Throughout history, religious, theological, and biblical arguments have been used to justify slavery, segregation, and the subjugation of women. Even Martin Luther King, Jr.—who some readers have already mentally invoked as a counter argument on reading this article—understood this at some level, though his arguments blazed the trail Buttigieg and Coons are walking. King’s Letter from the Birmingham Jail is addressed to “My Fellow Clergymen.” In that original letter and elsewhere, he criticized the church for being a taillight and not a headlight, inadvertently echoing the argument that secular activism often drags religion into progressive causes.
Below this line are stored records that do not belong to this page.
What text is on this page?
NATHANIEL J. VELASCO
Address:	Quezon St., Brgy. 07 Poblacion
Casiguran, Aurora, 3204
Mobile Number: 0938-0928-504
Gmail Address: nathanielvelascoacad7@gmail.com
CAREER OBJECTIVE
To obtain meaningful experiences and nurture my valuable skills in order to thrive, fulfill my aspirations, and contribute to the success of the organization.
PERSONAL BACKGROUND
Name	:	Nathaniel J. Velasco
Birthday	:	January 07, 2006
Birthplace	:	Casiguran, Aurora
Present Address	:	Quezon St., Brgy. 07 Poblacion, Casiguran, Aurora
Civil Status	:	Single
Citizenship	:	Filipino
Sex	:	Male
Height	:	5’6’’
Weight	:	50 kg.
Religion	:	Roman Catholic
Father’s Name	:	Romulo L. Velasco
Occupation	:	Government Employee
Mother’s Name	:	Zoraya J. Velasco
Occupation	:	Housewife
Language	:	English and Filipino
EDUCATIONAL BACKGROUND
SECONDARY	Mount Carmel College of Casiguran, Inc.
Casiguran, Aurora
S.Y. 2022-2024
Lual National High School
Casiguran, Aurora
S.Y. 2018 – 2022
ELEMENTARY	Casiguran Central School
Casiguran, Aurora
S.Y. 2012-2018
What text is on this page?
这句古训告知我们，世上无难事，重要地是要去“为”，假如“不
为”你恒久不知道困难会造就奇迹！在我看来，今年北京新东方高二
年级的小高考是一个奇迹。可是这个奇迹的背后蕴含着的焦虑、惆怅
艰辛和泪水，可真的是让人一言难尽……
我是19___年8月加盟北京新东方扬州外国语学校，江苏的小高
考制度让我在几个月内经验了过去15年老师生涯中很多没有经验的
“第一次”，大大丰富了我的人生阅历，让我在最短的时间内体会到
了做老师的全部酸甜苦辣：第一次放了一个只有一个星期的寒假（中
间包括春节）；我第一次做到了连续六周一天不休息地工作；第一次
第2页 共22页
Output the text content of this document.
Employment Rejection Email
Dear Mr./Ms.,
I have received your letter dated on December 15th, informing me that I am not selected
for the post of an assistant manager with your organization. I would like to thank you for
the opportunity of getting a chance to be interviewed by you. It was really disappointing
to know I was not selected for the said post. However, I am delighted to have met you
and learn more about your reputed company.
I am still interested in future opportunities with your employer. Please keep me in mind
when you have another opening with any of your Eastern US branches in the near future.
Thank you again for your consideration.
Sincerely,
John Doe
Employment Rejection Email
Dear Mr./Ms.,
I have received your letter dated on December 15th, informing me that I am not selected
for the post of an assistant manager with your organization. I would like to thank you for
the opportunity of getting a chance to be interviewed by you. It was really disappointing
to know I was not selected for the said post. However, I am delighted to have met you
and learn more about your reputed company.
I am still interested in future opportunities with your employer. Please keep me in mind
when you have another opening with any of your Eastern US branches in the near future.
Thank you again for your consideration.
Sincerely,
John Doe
Again, most Christians are better than Christianity. 

Liberal believers might need to argue over which party a “true” Christian would support, but politicians do not need to make these arguments. Which brings us back to the 2020 election. 

Coons suggested that the Democrats inject more religion into their party. Buttigieg seems to agree and is using it as a cudgel against Republicans. A better suggestion, one that both parties should employ, is the one Tara Isabella Burton made over at Religion News Service in a story about some campaigns hiring faith engagement specialists: “In coming years, Democratic candidates in particular may need to focus on hiring a ‘nones engagement’ specialist alongside a faith-based one.” 

Invoking religion is unlikely to convince conservative Christians to come over to liberal Christianity. It may, however, energize conservative Christians, white evangelicals, and Christian nationalists while turning off the “nones” at a time when they are ripe for political courting.